Motions for new trial based on newly discovered evidence are disfavored, and a trial court’s decision not to grant a new trial will be affirmed unless it is a clear abuse of discretion. United States v. Willis, 257 F.3d 636, 642 (6th Cir.2001); United States v. Pierce, 62 F.3d 818, 833 (6th Cir.1995); United States v. Hawkins, 969 F.2d 169, 175 (6th Cir.1992). An abuse of discretion exists where this court is firmly convinced that a mistake has occurred, Harrison v. Metro. Gov’t, 80 F.3d 1107, 1112-13 (6th Cir.1996), or where a district court has relied upon clearly erroneous findings. Romstadt v. Allstate Ins. Co., 59 F.3d 608, 615 (6th Cir.1995). Whether the proper legal standard was applied, however, is a legal question that this court reviews de novo. Willis, 257 F.3d at 642.

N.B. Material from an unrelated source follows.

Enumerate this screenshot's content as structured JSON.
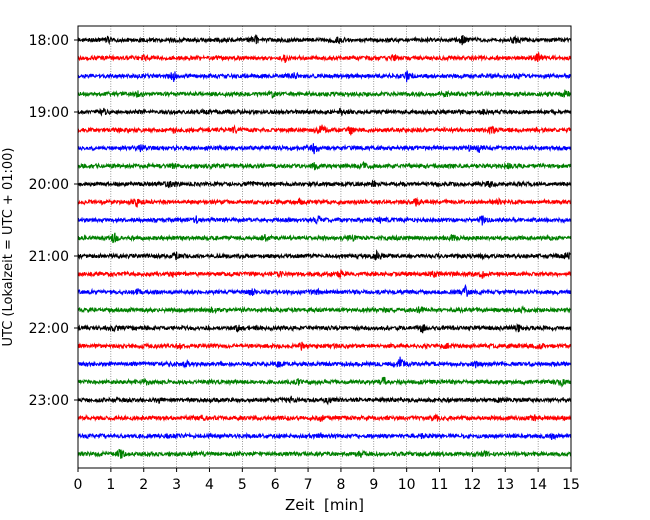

Upon review, we conclude that the district court applied the correct legal standard for deciding Ricketts’s motion for a new trial. Ricketts argues that the district court should have applied the legal standard first adopted by this court in Gordon v. United States, 178 F.2d 896, 900 (6th Cir.1949) (“Gordon” standard), instead of the legal standard enunciated in United States v. Barlow, 693 F.2d 954, 966 (6th Cir.1982) (“Barlow” standard). Ricketts’s reliance on the Gordon standard is misplaced. The Gordon standard is the appropriate test to apply in the unique circumstances where a material witness testifying on behalf of the government later recants his trial testimony. Willis, 257 F.3d at 643. The Gordon standard is not the appropriate standard in the immediate case because the witness in question, Michael McKinney, has not recanted his trial testimony.

Therefore, the district court properly applied the traditional, four-part test evaluating motions for a new trial based on newly discovered evidence as set forth in Barlow. See Willis, 257 F.3d at 643. Pursuant to the Barlow standard and Fed. R.Crim.P. 33, a new trial motion will be granted based on newly discovered evidence only if the defendant can prove that the evidence was: 1) discovered only after trial; 2) could not have been discovered earlier with due diligence; 3) is material and not merely cumulative or impeaching; and 4) would likely produce an acquittal if the case were retried. Barlow, 693 F.2d at 966. Our cases firmly establish that if a defendant is aware of the evidence at the time of trial, then it is not newly discovered evidence under Rule 33. Pierce, 62 F.3d at 824-25; Hawkins, 969 F.2d at 175; United States v. Seago, 930 F.2d 482, 488-89 (6th Cir.1991).

The district court did not abuse its discretion in denying the motion for a new trial.